ビジネス実務法務入門連載 今日のテーマは、契約自由の原則についてです。
民法の基本原則の一つに、契約自由の原則というものがあります。自由主義経済社会において、もっとも尊重されるべき原則の一つです。
従前の民法典には規定は無かったものの、改正民法では、次のように明文化されています。
<第1項>
何人も、法令に特別の定めがある場合を除き、契約をするかどうかを自由に決定することができる。
<第2項>
契約の当事者は、法令の制限内において、契約の内容を自由に決定することができる。
契約自由の原則の3つの内容
契約自由の原則は、次の3つの内容を含むものと理解されています。
①契約を締結するか否かの自由
②誰と契約するかの自由
③契約の内容をどのような内容とするのかの自由
なお、契約自由の原則の一つの内容として、④契約方式の自由を挙げる見解もあります。これは、契約を書面でなすか、口頭でなすか等、契約の方式は当事者の自由に決めることができる、という原則を指します。
<参照条文>民法第522条 第2項
契約の成立には、法令に特別の定めがある場合を除き、書面の作成その他の方式を具備することを要しない。
① 契約を締結するか否かの自由
契約自由の原則の一つ目は、契約を締結するか否かの自由です(締結の自由)。これは、そもそも契約をするのかしないのかが各人の自由な判断にゆだねられることを言います。
実際のビジネスの場面では、契約を実質上、拒否できる場面ではないということも往々にしてありますが、建前としては、契約をしたくなければしない、という自由が契約当事者に与えられている訳です。
なお、勘の鋭い方はお気づきかもしれませんが、受信設備を設置した者にNHKとの間の契約を義務付ける放送法64条は、契約を締結するか否かの自由の重大な例外と位置付けることが可能です。
② 誰と契約をするのかの自由
契約自由の原則の二つ目の内容は、誰と契約をするのかの自由です(相手方選択の自由)。締結相手が複数ある場合に誰と契約をするのかは、当事者の自由に委ねられます。
同一・同種の商品・サービスを提供する企業が複数ある場合、相手方は、自らが契約を望む企業を選択することができる、というのが相手方選択の自由です。
ただ、企業複数のある商品・サービスの提供がある企業において独占されている場合、相手方選択の自由は機能しません。
そもそも選択すべき取引相手が一つしかないからです。
③ 契約内容の自由
契約自由の原則の3つめの内容が契約内容の自由です。
当事者が誰かと契約をするに際して、契約の内容をどのようにするかは、当該契約当事者間において決めることができるのが原則です。
家電製品を購入する際、値引き交渉等を行うことがあるかもしれませんが、この値引き交渉は、商品の価格を当事者間の合意により自由に決められることを前提としています。
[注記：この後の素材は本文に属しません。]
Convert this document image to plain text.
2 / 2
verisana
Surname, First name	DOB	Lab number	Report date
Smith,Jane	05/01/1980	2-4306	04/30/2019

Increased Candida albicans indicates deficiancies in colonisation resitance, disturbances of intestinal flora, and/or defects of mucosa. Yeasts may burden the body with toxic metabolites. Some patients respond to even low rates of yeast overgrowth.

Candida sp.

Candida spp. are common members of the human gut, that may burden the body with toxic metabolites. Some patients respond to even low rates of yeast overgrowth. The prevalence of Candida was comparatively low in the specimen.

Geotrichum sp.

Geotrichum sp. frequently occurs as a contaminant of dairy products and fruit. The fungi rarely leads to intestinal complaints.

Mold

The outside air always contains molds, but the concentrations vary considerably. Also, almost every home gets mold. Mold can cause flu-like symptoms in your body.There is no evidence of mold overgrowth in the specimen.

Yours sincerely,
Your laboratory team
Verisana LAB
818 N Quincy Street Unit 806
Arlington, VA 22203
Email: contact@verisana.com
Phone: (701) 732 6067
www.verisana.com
もっとも、契約内容の自由は、対等当事者間では機能し得るものの、力関係に大きな差がある場合には、機能しにくいと言われています。
たとえば、銀行取引を見るに、一般の預金者が、銀行が準備した約款等に記載の取引条件を交渉によって変更させることは通常できません。
ここでは、預金取引の内容を当事者間の交渉によって、自由に決めるということは想定されていないといえます。
<附合契約とは>
契約自由の原則(特に③契約内容の自由)に関連して、押さえておくべき重要な契約類型の一つが附合契約ないし約款契約と呼ばれる契約です。
附合契約とは、銀行の預金契約等、その内容が予め約款等で定められており、契約の一方当事者がそれに従う(附合する)しかないような実質を有する契約をいいます。
<定型約款>
また、改正民法は、従前規定のなかった「定型約款」という項目を新たに設けています。
これは、定型取引の意義や、定型約款に基づく契約についてのみなし合意、定型約款の表示義務、定型約款の変更の条件等を整備したものです。
具体的には、民法548条の2から同4までに規定が置かれています。
契約の自由と企業活動
上記の通り、民法においては、契約の自由が原則が定められています。
この契約の自由は、企業にとっての競争力の源泉です。たとえば、事実上の価格決定権(価格決定の自由(契約内容の自由の一つ))があるか否かは、利益確保の有無や程度に直結します。
いかに自由に契約モデルを構築できるか、取引相手側の自由に対して、自らの自由をどの程度貫ける状況にあるかが、企業の利益確保の可否や程度を左右するわけです。
実際のビジネスの場面では、強者に対して、弱者の自由が機能しない場面は多々あります。誤解を恐れずに言えば、企業の競争力を高めることは、自らの契約の自由の確保・強化に努めることと同義ともいえます。